The New Healthcare Crisis: 26.5M Americans To Lose Their Primary Care

Official Photo of Speaker of the House Paul Ryan/Public Domain

Congressional Republicans have not funded community health centers since Sept. 30, 2017.

Republicans gleefully accepted the $1.5 trillion cost of their recent tax cuts and are prepared to fork over the $18 billion needed for phase one of President Donald Trump's border wall. But the $7.4 billion needed to keep America's community health centers open for another two years? Republicans are currently unsure where to find that money.

According to Vox, the federal program that helps fund community health centers across the nation - centers that serve about 26.5 million people - generally gets its funding alongside the Children's Health Insurance Program (CHIP). But this time, despite the fact that both programs saw a funding lapse last year, only CHIP received renewal in January.

Legislators from both parties have said they want to extend the health centers’ budget. But so far, they haven’t. If they don’t do it very soon, health care access will decline for potentially millions of vulnerable Americans.

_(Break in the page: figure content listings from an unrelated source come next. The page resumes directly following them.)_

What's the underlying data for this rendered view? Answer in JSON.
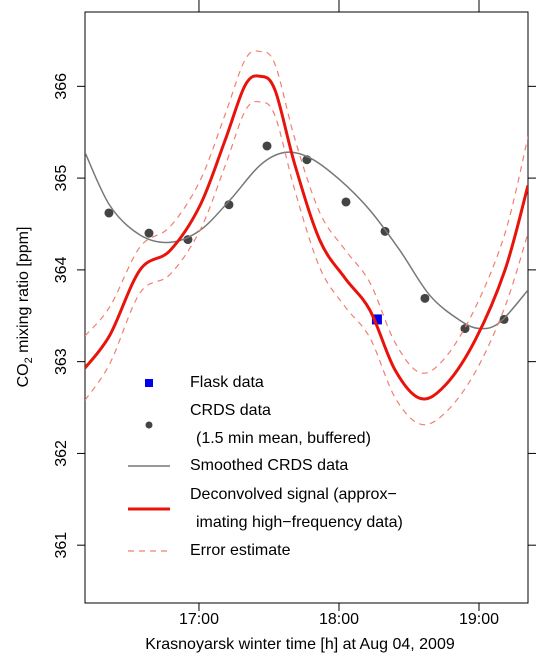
{
  "chart_data": {
    "type": "line",
    "xlabel": "Krasnoyarsk winter time [h] at Aug 04, 2009",
    "ylabel": {
      "main": "CO",
      "sub": "2",
      "rest": " mixing ratio [ppm]"
    },
    "xlim": [
      16.186,
      19.35
    ],
    "ylim": [
      360.37,
      366.81
    ],
    "xticks": [
      {
        "value": 17,
        "label": "17:00"
      },
      {
        "value": 18,
        "label": "18:00"
      },
      {
        "value": 19,
        "label": "19:00"
      }
    ],
    "yticks": [
      361,
      362,
      363,
      364,
      365,
      366
    ],
    "series": [
      {
        "name": [
          "Flask data"
        ],
        "kind": "square",
        "color": "#0000ee",
        "x": [
          18.271
        ],
        "values": [
          363.46
        ]
      },
      {
        "name": [
          "CRDS data",
          "(1.5 min mean, buffered)"
        ],
        "kind": "dot",
        "color": "#444444",
        "x": [
          16.357,
          16.643,
          16.921,
          17.214,
          17.486,
          17.771,
          18.05,
          18.329,
          18.614,
          18.9,
          19.179
        ],
        "values": [
          364.62,
          364.4,
          364.33,
          364.71,
          365.35,
          365.2,
          364.74,
          364.42,
          363.69,
          363.36,
          363.46
        ]
      },
      {
        "name": [
          "Smoothed CRDS data"
        ],
        "kind": "line",
        "color": "#777777",
        "x": [
          16.186,
          16.364,
          16.579,
          16.793,
          17.007,
          17.221,
          17.436,
          17.614,
          17.793,
          18.007,
          18.221,
          18.436,
          18.65,
          18.864,
          19.007,
          19.15,
          19.35
        ],
        "values": [
          365.28,
          364.7,
          364.38,
          364.3,
          364.43,
          364.76,
          365.14,
          365.28,
          365.22,
          364.98,
          364.65,
          364.21,
          363.72,
          363.45,
          363.36,
          363.43,
          363.78
        ]
      },
      {
        "name": [
          "Deconvolved signal (approx−",
          "imating high−frequency data)"
        ],
        "kind": "thick",
        "color": "#e8140c",
        "x": [
          16.186,
          16.364,
          16.579,
          16.793,
          17.007,
          17.186,
          17.329,
          17.436,
          17.543,
          17.686,
          17.864,
          18.043,
          18.221,
          18.4,
          18.579,
          18.757,
          18.971,
          19.186,
          19.35
        ],
        "values": [
          362.93,
          363.29,
          364.0,
          364.21,
          364.7,
          365.41,
          366.01,
          366.11,
          365.96,
          365.14,
          364.32,
          363.91,
          363.56,
          362.91,
          362.6,
          362.74,
          363.23,
          364.0,
          364.92
        ]
      },
      {
        "name": [
          "Error estimate"
        ],
        "kind": "dash",
        "color": "#f08070",
        "x": [
          16.186,
          16.364,
          16.579,
          16.793,
          17.007,
          17.186,
          17.329,
          17.436,
          17.543,
          17.686,
          17.864,
          18.043,
          18.221,
          18.4,
          18.579,
          18.757,
          18.971,
          19.186,
          19.35
        ],
        "values": [
          363.28,
          363.6,
          364.25,
          364.47,
          364.97,
          365.69,
          366.29,
          366.38,
          366.24,
          365.42,
          364.62,
          364.22,
          363.86,
          363.21,
          362.88,
          363.04,
          363.58,
          364.4,
          365.45
        ]
      },
      {
        "name": [],
        "kind": "dash",
        "color": "#f08070",
        "x": [
          16.186,
          16.364,
          16.579,
          16.793,
          17.007,
          17.186,
          17.329,
          17.436,
          17.543,
          17.686,
          17.864,
          18.043,
          18.221,
          18.4,
          18.579,
          18.757,
          18.971,
          19.186,
          19.35
        ],
        "values": [
          362.58,
          362.98,
          363.75,
          363.95,
          364.43,
          365.13,
          365.73,
          365.83,
          365.68,
          364.86,
          364.02,
          363.6,
          363.26,
          362.61,
          362.32,
          362.44,
          362.88,
          363.6,
          364.4
        ]
      }
    ]
  }
}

Indeed, much like CHIP, the community health center program generally enjoys bipartisan support. Initiated under President Lyndon B. Johnson in the 1960s and expanded under President George W. Bush, the program received yet another boost under the Affordable Care Act during the Obama administration.

So what changed?

“It’s all about the pay-fors,” [Dan Hawkins, senior vice president at the National Association of Community Health Centers] says of his conversations with congressional staff. “It wasn’t in the tax bill, it wasn’t in the continuing resolution a few weeks ago, and it’s all about where are you going to get the money? They’re working through that. We hear they’re closer than ever.”

It is possible that the program could see its coffers refilled when Congress seeks to pass a government funding bill this month, a piece of legislation required to spare the government another shutdown, but so far there are no firm proposals on the table.